Buckwheat Pumpkin Pancakes with Fresh Coconut Whipped Cream
This fiber-filled breakfast will keep you going throughout your day.
Pumpkins and coconuts are good sources of both antioxidants and fiber. So these pancakes will fill you up with less calories and help you fight off disease.
- 1 3/4 cup buckwheat flour
- 1 1/2 tsp baking powder
- 1/4 tsp baking soda
- 1 1/2 tbsp cinnamon
- 1/2 tsp salt
- 1/4 cup plus 2 Tsp maple syrup
- 1 cup plain Greek yogurt
- 1 cup almond milk
- 2 eggs, large
- 2 tsp pure vanilla extract
- 1/4 cup butter, melted
- 1 scoop coconut whipped cream
- small handful chopped pecans
- 2/3 cups pumpkin puree
1. In a bowl, combine buckwheat flour, baking powder, baking soda, cinnamon, and salt.

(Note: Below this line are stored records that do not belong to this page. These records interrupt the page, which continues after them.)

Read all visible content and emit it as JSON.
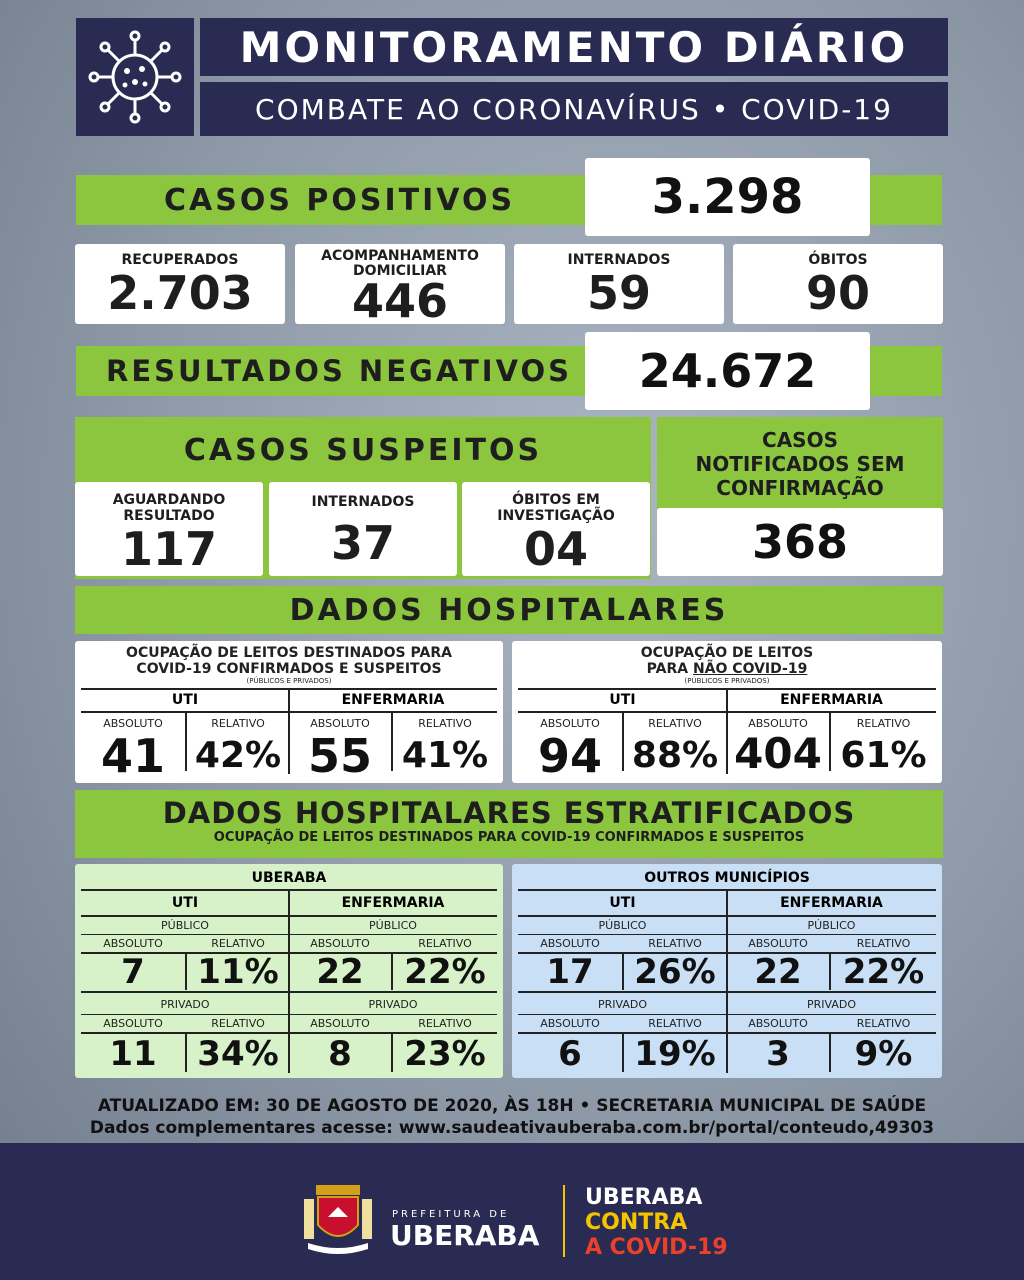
{
  "header": {
    "title": "MONITORAMENTO DIÁRIO",
    "subtitle": "COMBATE AO CORONAVÍRUS • COVID-19",
    "logo_icon": "virus-icon"
  },
  "positivos": {
    "label": "CASOS POSITIVOS",
    "value": "3.298"
  },
  "stats": [
    {
      "label": "RECUPERADOS",
      "value": "2.703"
    },
    {
      "label": "ACOMPANHAMENTO DOMICILIAR",
      "value": "446"
    },
    {
      "label": "INTERNADOS",
      "value": "59"
    },
    {
      "label": "ÓBITOS",
      "value": "90"
    }
  ],
  "negativos": {
    "label": "RESULTADOS NEGATIVOS",
    "value": "24.672"
  },
  "suspeitos": {
    "label": "CASOS SUSPEITOS",
    "items": [
      {
        "label": "AGUARDANDO RESULTADO",
        "value": "117"
      },
      {
        "label": "INTERNADOS",
        "value": "37"
      },
      {
        "label": "ÓBITOS EM INVESTIGAÇÃO",
        "value": "04"
      }
    ]
  },
  "notificados": {
    "label": "CASOS NOTIFICADOS SEM CONFIRMAÇÃO",
    "value": "368"
  },
  "hospitalares": {
    "label": "DADOS HOSPITALARES",
    "covid": {
      "title_a": "OCUPAÇÃO DE LEITOS DESTINADOS PARA",
      "title_b": "COVID-19",
      "title_c": "CONFIRMADOS E SUSPEITOS",
      "note": "(PÚBLICOS E PRIVADOS)",
      "uti": "UTI",
      "enfermaria": "ENFERMARIA",
      "absoluto": "ABSOLUTO",
      "relativo": "RELATIVO",
      "values": [
        "41",
        "42%",
        "55",
        "41%"
      ]
    },
    "nao_covid": {
      "title_a": "OCUPAÇÃO DE LEITOS",
      "title_b": "PARA",
      "title_c": "NÃO COVID-19",
      "note": "(PÚBLICOS E PRIVADOS)",
      "uti": "UTI",
      "enfermaria": "ENFERMARIA",
      "absoluto": "ABSOLUTO",
      "relativo": "RELATIVO",
      "values": [
        "94",
        "88%",
        "404",
        "61%"
      ]
    }
  },
  "estratificados": {
    "title": "DADOS HOSPITALARES ESTRATIFICADOS",
    "subtitle": "OCUPAÇÃO DE LEITOS DESTINADOS PARA COVID-19 CONFIRMADOS E SUSPEITOS",
    "uberaba": {
      "name": "UBERABA",
      "uti": "UTI",
      "enfermaria": "ENFERMARIA",
      "publico": "PÚBLICO",
      "privado": "PRIVADO",
      "absoluto": "ABSOLUTO",
      "relativo": "RELATIVO",
      "publico_values": [
        "7",
        "11%",
        "22",
        "22%"
      ],
      "privado_values": [
        "11",
        "34%",
        "8",
        "23%"
      ]
    },
    "outros": {
      "name": "OUTROS MUNICÍPIOS",
      "uti": "UTI",
      "enfermaria": "ENFERMARIA",
      "publico": "PÚBLICO",
      "privado": "PRIVADO",
      "absoluto": "ABSOLUTO",
      "relativo": "RELATIVO",
      "publico_values": [
        "17",
        "26%",
        "22",
        "22%"
      ],
      "privado_values": [
        "6",
        "19%",
        "3",
        "9%"
      ]
    }
  },
  "update": {
    "line1": "ATUALIZADO EM: 30 DE AGOSTO DE 2020, ÀS 18H • SECRETARIA MUNICIPAL DE SAÚDE",
    "line2": "Dados complementares acesse: www.saudeativauberaba.com.br/portal/conteudo,49303"
  },
  "footer": {
    "prefeitura": "PREFEITURA DE",
    "city": "UBERABA",
    "slogan_1": "UBERABA",
    "slogan_2": "CONTRA",
    "slogan_3": "A COVID-19",
    "colors": {
      "slogan_1": "#ffffff",
      "slogan_2": "#f5c400",
      "slogan_3": "#e8412c"
    }
  }
}
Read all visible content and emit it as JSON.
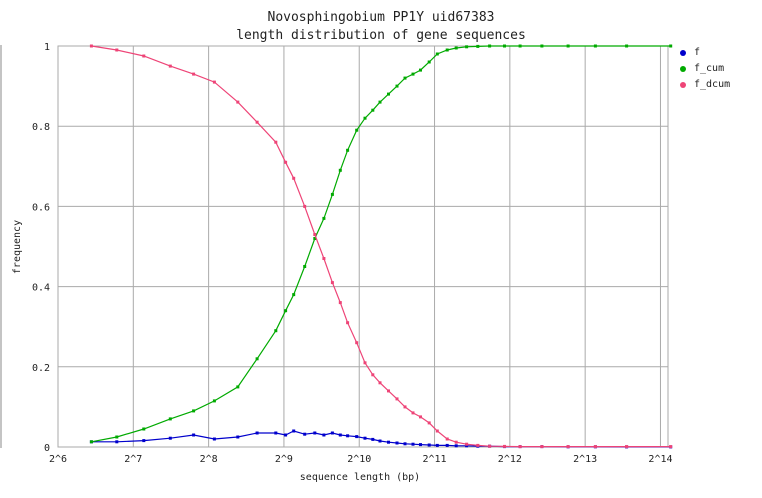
{
  "chart_data": {
    "type": "line",
    "title": "Novosphingobium PP1Y uid67383",
    "subtitle": "length distribution of gene sequences",
    "xlabel": "sequence length (bp)",
    "ylabel": "frequency",
    "x_scale": "log2",
    "xlim_exponent": [
      6,
      14.1
    ],
    "xticks": [
      "2^6",
      "2^7",
      "2^8",
      "2^9",
      "2^10",
      "2^11",
      "2^12",
      "2^13",
      "2^14"
    ],
    "ylim": [
      0,
      1
    ],
    "yticks": [
      "0",
      "0.2",
      "0.4",
      "0.6",
      "0.8",
      "1"
    ],
    "grid": true,
    "legend_position": "right",
    "x": [
      87,
      110,
      141,
      180,
      223,
      270,
      335,
      400,
      475,
      520,
      560,
      620,
      680,
      740,
      800,
      860,
      920,
      1000,
      1080,
      1160,
      1240,
      1340,
      1450,
      1560,
      1680,
      1800,
      1950,
      2100,
      2300,
      2500,
      2750,
      3050,
      3400,
      3900,
      4500,
      5500,
      7000,
      9000,
      12000,
      18000
    ],
    "series": [
      {
        "name": "f",
        "color": "#0000cc",
        "values": [
          0.013,
          0.013,
          0.016,
          0.022,
          0.03,
          0.02,
          0.025,
          0.035,
          0.035,
          0.03,
          0.04,
          0.032,
          0.035,
          0.03,
          0.035,
          0.03,
          0.028,
          0.026,
          0.022,
          0.019,
          0.015,
          0.012,
          0.01,
          0.008,
          0.007,
          0.006,
          0.005,
          0.004,
          0.004,
          0.003,
          0.003,
          0.002,
          0.002,
          0.001,
          0.001,
          0.001,
          0.0005,
          0.0005,
          0.0003,
          0.0003
        ]
      },
      {
        "name": "f_cum",
        "color": "#00aa00",
        "values": [
          0.013,
          0.025,
          0.045,
          0.07,
          0.09,
          0.115,
          0.15,
          0.22,
          0.29,
          0.34,
          0.38,
          0.45,
          0.52,
          0.57,
          0.63,
          0.69,
          0.74,
          0.79,
          0.82,
          0.84,
          0.86,
          0.88,
          0.9,
          0.92,
          0.93,
          0.94,
          0.96,
          0.98,
          0.99,
          0.995,
          0.998,
          0.999,
          1.0,
          1.0,
          1.0,
          1.0,
          1.0,
          1.0,
          1.0,
          1.0
        ]
      },
      {
        "name": "f_dcum",
        "color": "#ee4477",
        "values": [
          1.0,
          0.99,
          0.975,
          0.95,
          0.93,
          0.91,
          0.86,
          0.81,
          0.76,
          0.71,
          0.67,
          0.6,
          0.53,
          0.47,
          0.41,
          0.36,
          0.31,
          0.26,
          0.21,
          0.18,
          0.16,
          0.14,
          0.12,
          0.1,
          0.085,
          0.075,
          0.06,
          0.04,
          0.02,
          0.012,
          0.007,
          0.004,
          0.002,
          0.0015,
          0.001,
          0.001,
          0.001,
          0.001,
          0.001,
          0.001
        ]
      }
    ]
  }
}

2. In a separate bowl, combine 1/4 cup maple syrup, Greek yogurt, almond milk, pumpkin puree, eggs, vanilla extract, and melted butter.
3. Make a well in the middle of the dry ingredients and pour in the pumpkin mixture. Make sure to mix well.
4. Heat up a pan with cooking spray or butter and pour in the batter using a ladle or an ice cream scoop.
5. When air bubbles form on the pancake, flip it over. Remove the pancake when the underside is a golden brown color.
6. Top the pancakes off with coconut whipped cream, chopped pecans, and 2 Tsp maple syrup.